声明申し入れ

JCO臨界事故 14周年集会アピール

2013年09月29日

 1999年9月30日に起きたJCO臨界事故では、わずか1ミリグラム程のウランの核分裂で、発生場所から350メートル圏内の住民避難、10キロ圏内の31万人の住民に屋内退避が発せられ、周辺住民を含む667人が被曝し、大量の放射線を浴びた2人の労働者が死亡しました。その後、事故の真の原因はあいまいにされたまま、「原子力事故は必ず起こる」という教訓さえ生かされず、残念ながら2011年3月11日の東日本大震災によって福島第1原発事故が発生してしまいました。
 福島第1原発事故は、経済効率を優先し、安全性をないがしろにしてきた結果、生じた人災であり、政府、電力会社など、原子力を推進してきた全ての者の責任をきびしく問わねばなりません。事故から2年半経ったいまでも事故は収束せず、原子炉内で融け落ちた核燃料も把握できないばかりか、放射能汚染水の海洋流出も明らかにされ、「(汚染水の)状況はコントロールされている。完全にブロックされている」と述べた安倍首相発言とは程遠い状況が続いています
 さらに、福島県だけでも、未だに15万人におよぶ人々が故郷を奪われ、避難生活を余儀なくされ、約400万人が「放射線管理区域」レベルの汚染地で生活を強いられています。
 一方、原発メーカーの利益を優先させる原発輸出推進の動きや、7月8日には原発の新規制基準が施行され、「はじめに再稼働ありき」の過酷事故対策の先送りや例外扱いが目立つ中で5原発10基が再稼働を申請しました。日本原電は7月12日に、東海第2及び敦賀1号・2号の再稼働申請を目指す意向を表明し、「安全対策」と称したフィルター付きベントと防潮堤工事を地元自治体への事前連絡もなく開始したことは、原電の経営重視・住民無視の姿勢を示すものであり、許されることではありません。
 昨年に続き、記録的猛暑となった今夏も原発がなくても電気は十分足りていることが明らかであり、電力会社の利益誘導のための再稼働は反対していかなくてはなりません。
 9月15日の大飯原発4号機の定期検査で再び、国内の全原発50基が運転を停止しました。今こそ「全停止から全廃炉へ」と日本の原発政策をやめさせる絶好のチャンスです。

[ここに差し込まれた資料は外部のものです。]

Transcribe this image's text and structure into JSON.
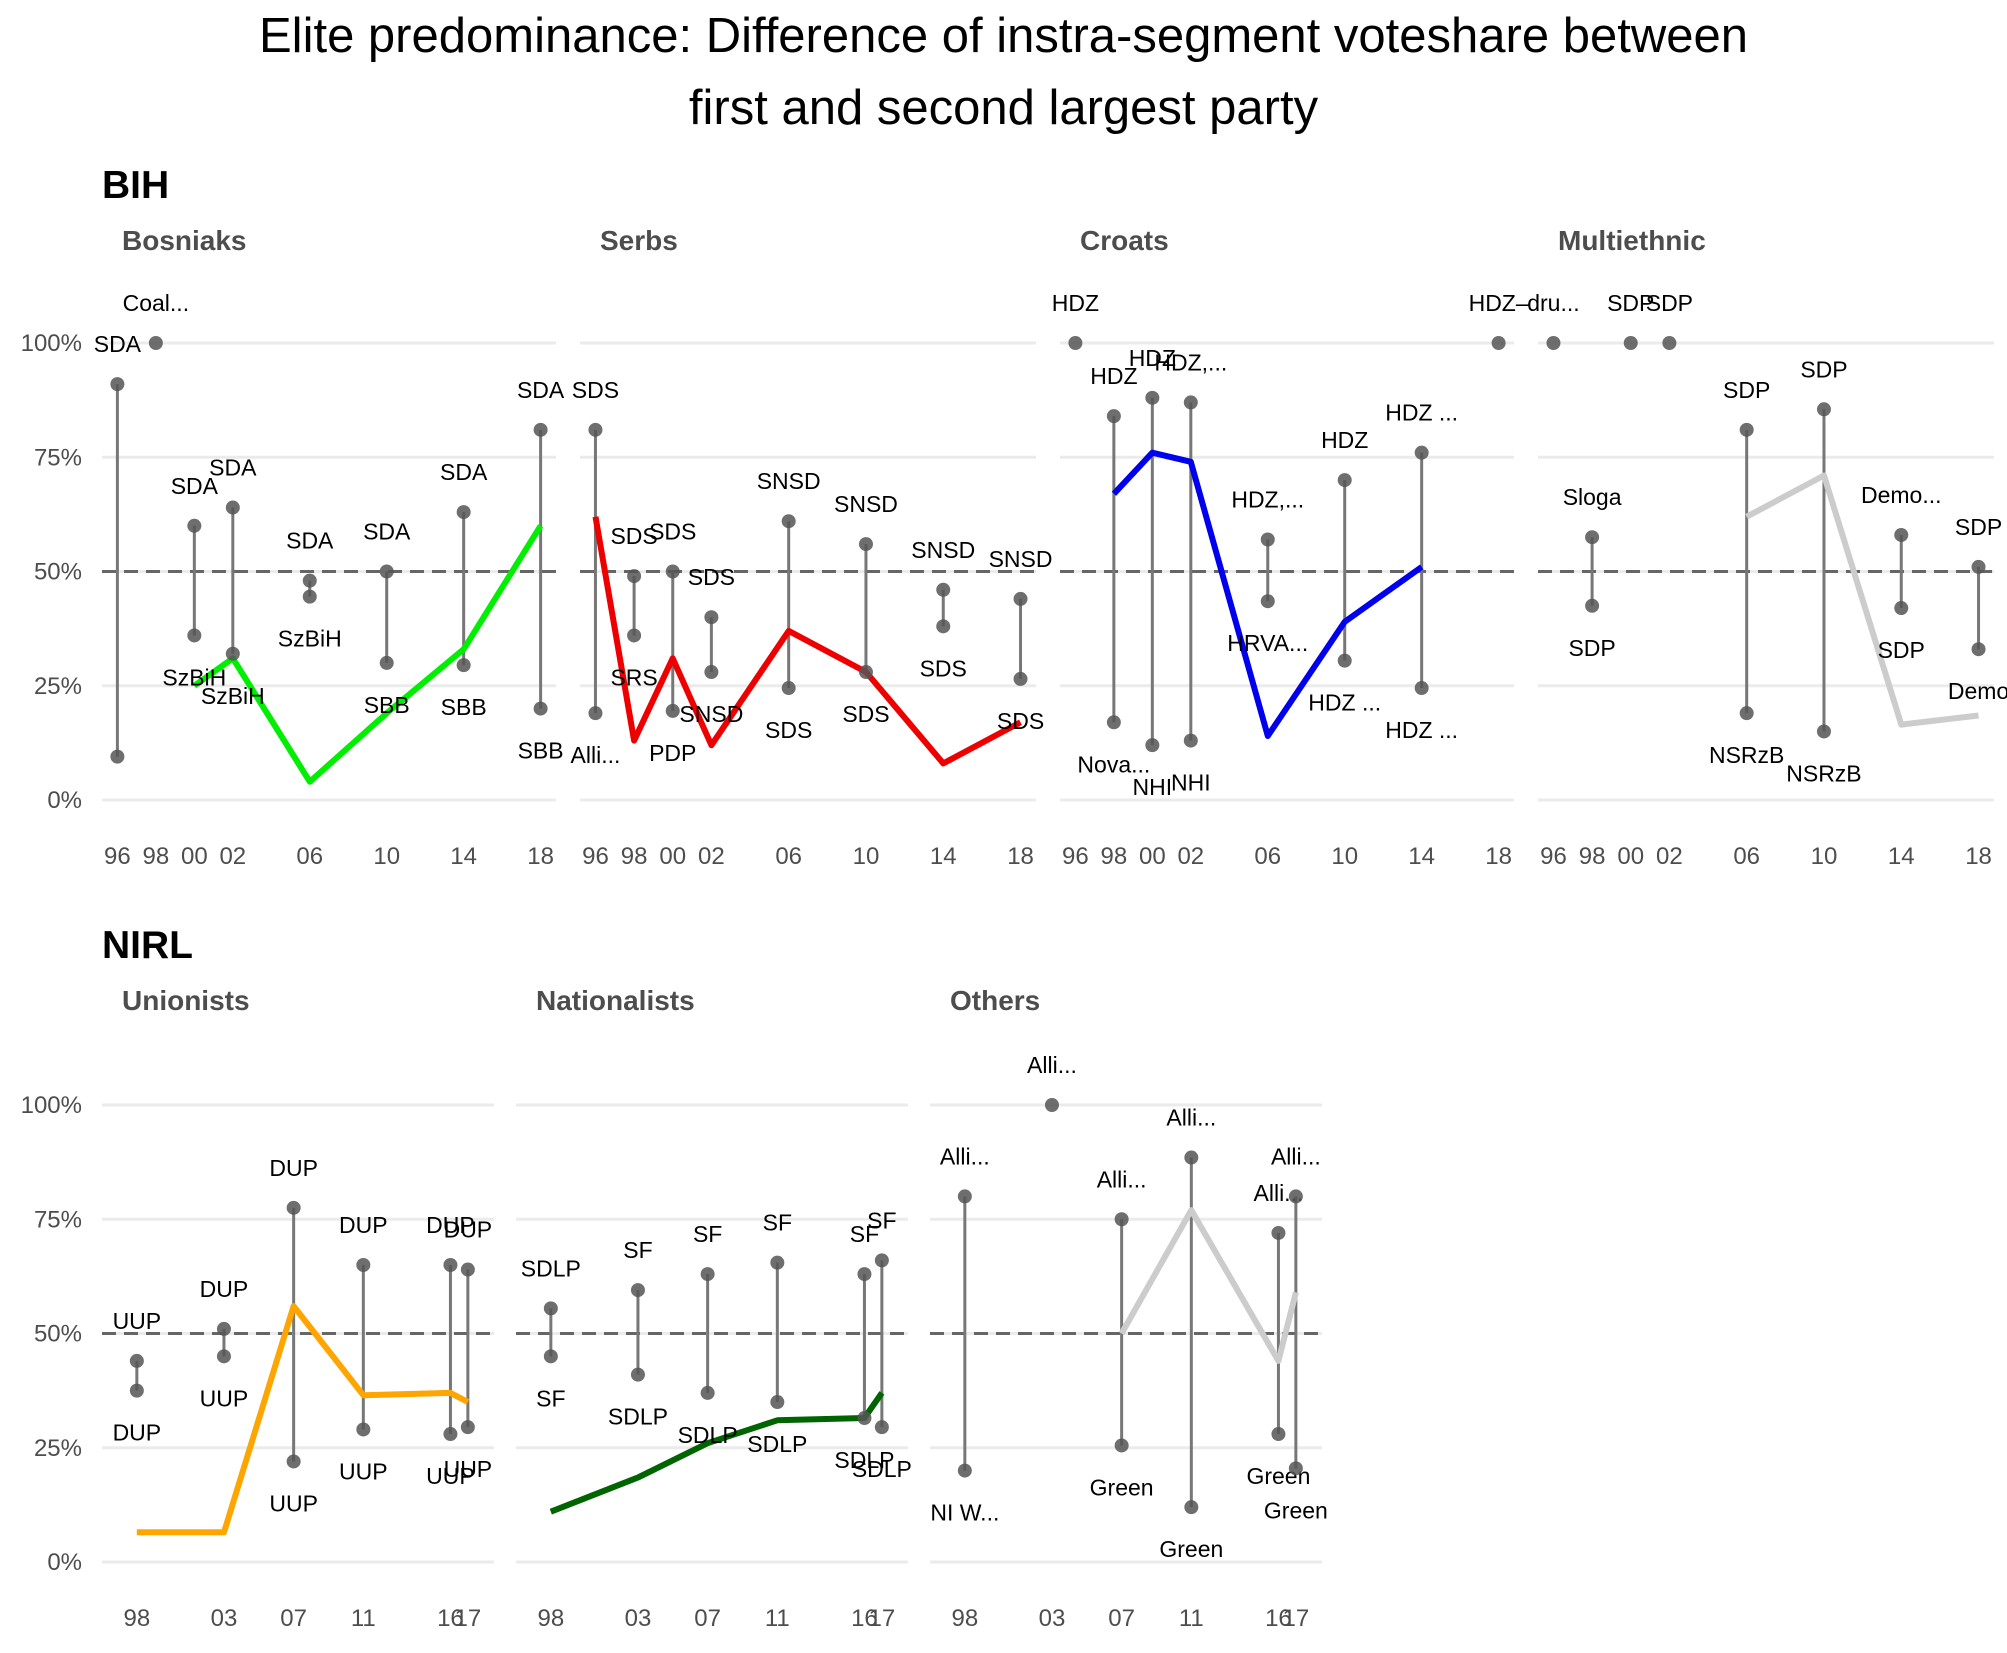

 私たちはJCO臨界事故14周年にあたり、あらためて次のことをアピールします。

○「核と人類は共存できない」現実を踏まえ、全廃炉、脱原発を進めましょう。
○すでに破綻している「プルトニウム利用政策」からの脱却を図り、エネルギー政策を転換させましょう。
○臨界事故を語り継ぎ、JCO健康診断事業を継続させましょう。
○首都圏の「命」を守るために、危険な日本原電・東海第2原発の再稼働を一刻も早く断念させ、長期に渡る廃炉作業をスタートさせましょう。